I’ve been taking a look at the new docs on health checks in pebble and thought I’d try it out.

I took the sidecar version of the mattermost-k8s charm and applied the following diff:

diff --git a/src/charm.py b/src/charm.py
index 6eb523b..0d402a9 100755
--- a/src/charm.py
+++ b/src/charm.py
@@ -135,6 +135,14 @@ class MattermostK8sCharm(CharmBase):
                     "environment": env_config,
                 }
             },
+            "checks": {
+                "ready": {
+                    "override": "replace",
+                    "http": {
+                        "url": "http://localhost:{}/api/v4/system/ping".format(CONTAINER_PORT),
+                    }
+                }
+            },
         }
         return pebble_config

I then built the charm and deployed it in microk8s. The pebble plan looks okay:

root@mattermost-k8s-0:/mattermost# /charm/bin/pebble plan
services:
    mattermost:
        summary: Mattermost service
        startup: enabled
        override: replace
        command: /mattermost/bin/mattermost
        environment:
            [...]
checks:
    ready:
        override: replace
        threshold: 3
        http:
            url: http://localhost:8065/api/v4/system/ping

By inspecting the deployed pod in k8s I can see a readiness check is configured as:

http-get http://:38813/v1/health%3Flevel=ready delay=30s timeout=1s period=5s #success=1 #failure=1

If I query that endpoint I see the following:

{"type":"sync","status-code":200,"status":"OK","result":{"healthy":true}}

Is this the expected result? I was expecting to see something in the endpoint output that corresponded to the check I’d defined.

Hey @mthaddon

Yes! Pretty sure this is correct. I just took a look back over the design for this, and indeed that’s the expected result for the outward facing API that Pebble presents.

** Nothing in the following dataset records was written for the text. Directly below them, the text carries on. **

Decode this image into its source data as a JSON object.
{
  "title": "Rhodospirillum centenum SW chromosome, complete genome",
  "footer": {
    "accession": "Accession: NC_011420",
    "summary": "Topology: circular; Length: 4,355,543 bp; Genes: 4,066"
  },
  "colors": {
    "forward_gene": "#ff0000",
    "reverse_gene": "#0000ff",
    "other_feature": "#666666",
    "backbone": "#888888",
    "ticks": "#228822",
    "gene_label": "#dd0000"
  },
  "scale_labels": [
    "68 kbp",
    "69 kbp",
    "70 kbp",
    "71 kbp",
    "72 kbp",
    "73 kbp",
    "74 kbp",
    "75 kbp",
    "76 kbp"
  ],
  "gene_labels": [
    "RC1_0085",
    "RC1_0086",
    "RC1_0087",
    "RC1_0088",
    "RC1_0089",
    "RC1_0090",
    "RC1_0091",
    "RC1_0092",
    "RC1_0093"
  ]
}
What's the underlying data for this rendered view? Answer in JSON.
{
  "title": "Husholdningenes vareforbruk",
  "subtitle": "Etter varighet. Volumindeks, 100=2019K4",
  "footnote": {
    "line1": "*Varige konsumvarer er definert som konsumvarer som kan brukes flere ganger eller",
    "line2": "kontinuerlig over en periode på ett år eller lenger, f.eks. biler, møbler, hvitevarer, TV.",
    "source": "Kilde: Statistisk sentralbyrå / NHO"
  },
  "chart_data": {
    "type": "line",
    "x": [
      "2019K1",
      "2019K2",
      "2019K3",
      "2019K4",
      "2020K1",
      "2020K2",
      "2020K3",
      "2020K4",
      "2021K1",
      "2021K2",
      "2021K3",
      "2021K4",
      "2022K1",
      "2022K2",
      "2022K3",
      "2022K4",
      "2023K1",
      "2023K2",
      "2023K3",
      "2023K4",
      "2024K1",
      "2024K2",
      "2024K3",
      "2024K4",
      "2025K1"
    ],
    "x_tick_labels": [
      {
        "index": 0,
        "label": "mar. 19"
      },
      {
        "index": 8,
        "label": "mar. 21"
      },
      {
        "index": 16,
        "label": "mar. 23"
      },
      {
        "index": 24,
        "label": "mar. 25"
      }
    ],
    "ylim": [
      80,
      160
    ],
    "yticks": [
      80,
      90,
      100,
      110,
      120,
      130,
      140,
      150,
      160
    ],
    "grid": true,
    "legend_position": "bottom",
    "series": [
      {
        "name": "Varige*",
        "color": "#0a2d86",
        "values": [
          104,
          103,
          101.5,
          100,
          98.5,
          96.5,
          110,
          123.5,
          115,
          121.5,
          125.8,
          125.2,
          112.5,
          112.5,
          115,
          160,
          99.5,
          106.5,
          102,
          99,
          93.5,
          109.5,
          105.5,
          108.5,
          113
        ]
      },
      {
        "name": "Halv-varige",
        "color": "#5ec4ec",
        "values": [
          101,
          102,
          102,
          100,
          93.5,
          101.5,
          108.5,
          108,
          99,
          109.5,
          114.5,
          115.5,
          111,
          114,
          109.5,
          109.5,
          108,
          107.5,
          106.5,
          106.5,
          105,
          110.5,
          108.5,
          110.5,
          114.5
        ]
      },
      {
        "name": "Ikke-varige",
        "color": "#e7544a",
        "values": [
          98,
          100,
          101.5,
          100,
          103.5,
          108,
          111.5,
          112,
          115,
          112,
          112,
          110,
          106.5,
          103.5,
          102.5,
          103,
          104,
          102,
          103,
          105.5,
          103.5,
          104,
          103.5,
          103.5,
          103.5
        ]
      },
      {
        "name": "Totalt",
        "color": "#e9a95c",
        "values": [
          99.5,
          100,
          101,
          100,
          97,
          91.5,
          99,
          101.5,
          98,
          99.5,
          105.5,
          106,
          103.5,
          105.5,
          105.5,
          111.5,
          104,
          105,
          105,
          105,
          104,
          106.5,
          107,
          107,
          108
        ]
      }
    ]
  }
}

You can get more detail by getting into the charm container and running pebble checks at the command line, or by using ops.model.Container.get_checks() in the Operator Framework

Ah nice:

# /charm/bin/pebble checks
Check  Level  Status  Failures
ready  -      up      0/3

Because you configure the pebble checks ‘dynamically’, Juju needs to instruct Kubernetes about a fixed check against pebble. (eg, we tell K8s that it can just ask Pebble if it is happy, and then your health checks run based on whatever the charm has configured for the services that have launched.) Hence pebble checks is used to give the details.

If we had your charm defining the checks being represented in K8s, that would cause the pod to be restarted to start utilizing those checks.

That feels like content that should be added to the discussion around Health checks, at least from a ‘how does it work’ perspective. @tmihoc @benhoyt

1 Like

But currently when you run the k8s checks you get:

{"type":"sync","status-code":200,"status":"OK","result":{"healthy":true}}

I don’t know if it would be possible for this to return a similar result to pebble checks but it feels like it might be useful to have some info in here that explains the checks being run. I’m not suggesting you need to reconfigure the checks in k8s, just that you return slightly different info. But I may be misunderstanding what’s possible in terms of the returned data here.